Fathers and mothers, I charge you solemnly before God and the Lord Jesus Christ, take every pains to train your children in the way they should go. I charge you not merely for the sake of your children's souls; I charge you for the sake of your own future comfort and peace. Truly it is your interest so to do. Truly your own happiness in great measure depends on it. Children have ever been the bow from which the sharpest arrows have pierced man's heart. Children have mixed the bitterest cups that man has ever had to drink Children have caused the saddest tears that man has ever had to shed. Adam could tell you so; Jacob could tell you so; David could tell you so. There are no sorrows on earth like those which children have brought upon their parents. Oh! take heed, lest your own neglect should lay up misery for you in your old age. Take heed, lest you weep under the ill-treatment of a thankless child, in the days when your eye is dim, and your natural force abated.

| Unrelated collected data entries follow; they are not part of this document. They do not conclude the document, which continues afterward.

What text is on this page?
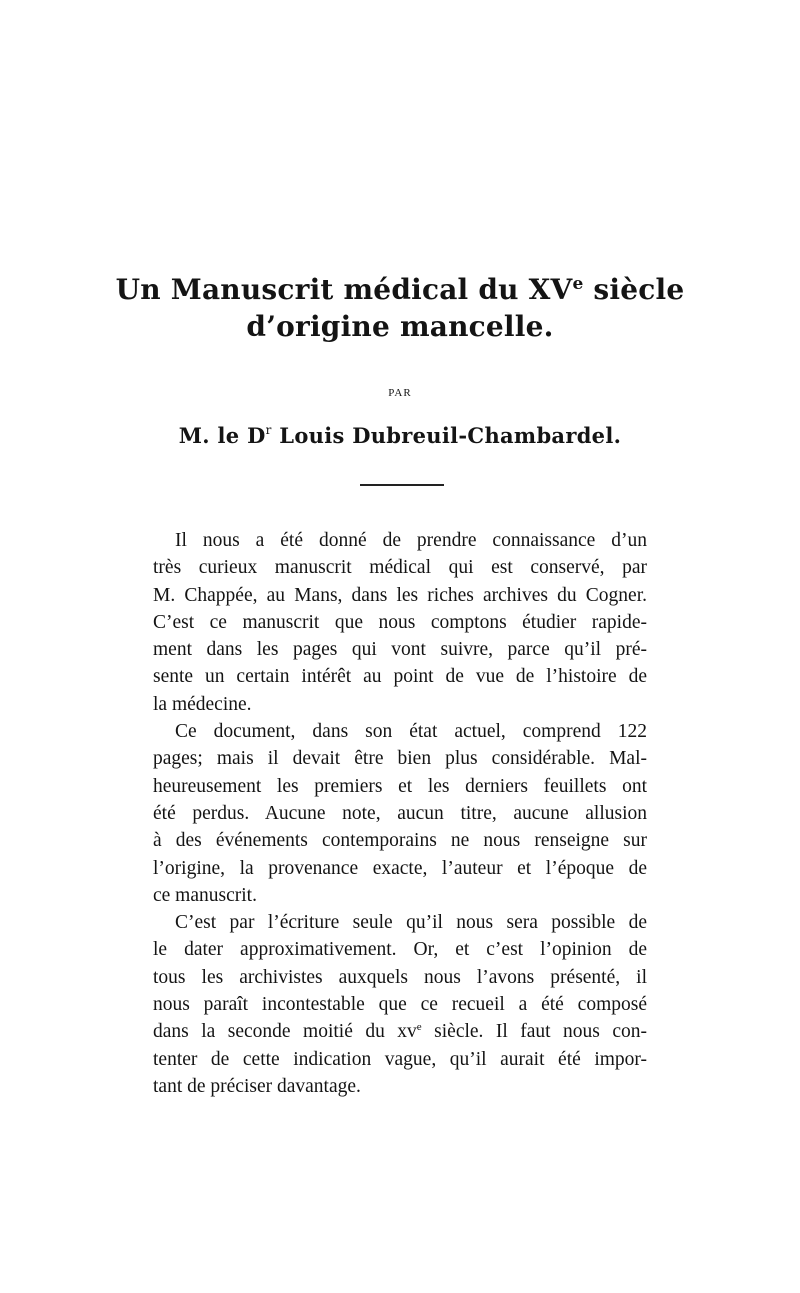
Un Manuscrit médical du XVe siècle
d’origine mancelle.
PAR
M. le $D^r$ Louis Dubreuil-Chambardel.
Il nous a été donné de prendre connaissance d’un
très curieux manuscrit médical qui est conservé, par
M. Chappée, au Mans, dans les riches archives du Cogner.
C’est ce manuscrit que nous comptons étudier rapide-
ment dans les pages qui vont suivre, parce qu’il pré-
sente un certain intérêt au point de vue de l’histoire de
la médecine.
Ce document, dans son état actuel, comprend 122
pages; mais il devait être bien plus considérable. Mal-
heureusement les premiers et les derniers feuillets ont
été perdus. Aucune note, aucun titre, aucune allusion
à des événements contemporains ne nous renseigne sur
l’origine, la provenance exacte, l’auteur et l’époque de
ce manuscrit.
C’est par l’écriture seule qu’il nous sera possible de
le dater approximativement. Or, et c’est l’opinion de
tous les archivistes auxquels nous l’avons présenté, il
nous paraît incontestable que ce recueil a été composé
dans la seconde moitié du $xv^e$ siècle. Il faut nous con-
tenter de cette indication vague, qu’il aurait été impor-
tant de préciser davantage.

If ever you wish your children to be the restorers of your life, and the nourishers of your old age, – if you would have them blessings and not curses – joys and not sorrows – Judahs and not Reubens – Ruths and not Orpahs, – if you would not, like Noah, be ashamed of their deeds, and, like Rebekah, be made weary of your life by them: if this be your wish, remember my advice betimes, train them while young in the right way.

And as for me, I will conclude by putting up my prayer to God for all who read this paper, that you may all be taught of God to feel the value of your own souls. This is one reason why baptism is too often a mere form, and Christian training despised and disregarded. Too often parents feel not for themselves, and so they feel not for their children. They do not realize the tremendous difference between a state of nature and a state of grace, and therefore they are content to let them alone.

Now the Lord teach you all that sin is that abominable thing which God hateth. Then, I know you will mourn over the sins of your children, and strive to pluck them out as brands from the fire.

The Lord teach you all how precious Christ is, and what a mighty and complete work He hath done for our salvation. Then, I feel confident you will use every means to bring your children to Jesus, that they may live through Him.

The Lord teach you all your need of the Holy Spirit, to renew, sanctify, and quicken your souls. Then, I feel sure you will urge your children to pray for Him without ceasing, and never rest till He has come down into their hearts with power, and made them new creatures.

The Lord grant this, and then I have a good hope that you will indeed train up your children well, – train well for this life, and train well for the life to come; train well for earth, and train well for heaven; train them for God, for Christ, and for eternity.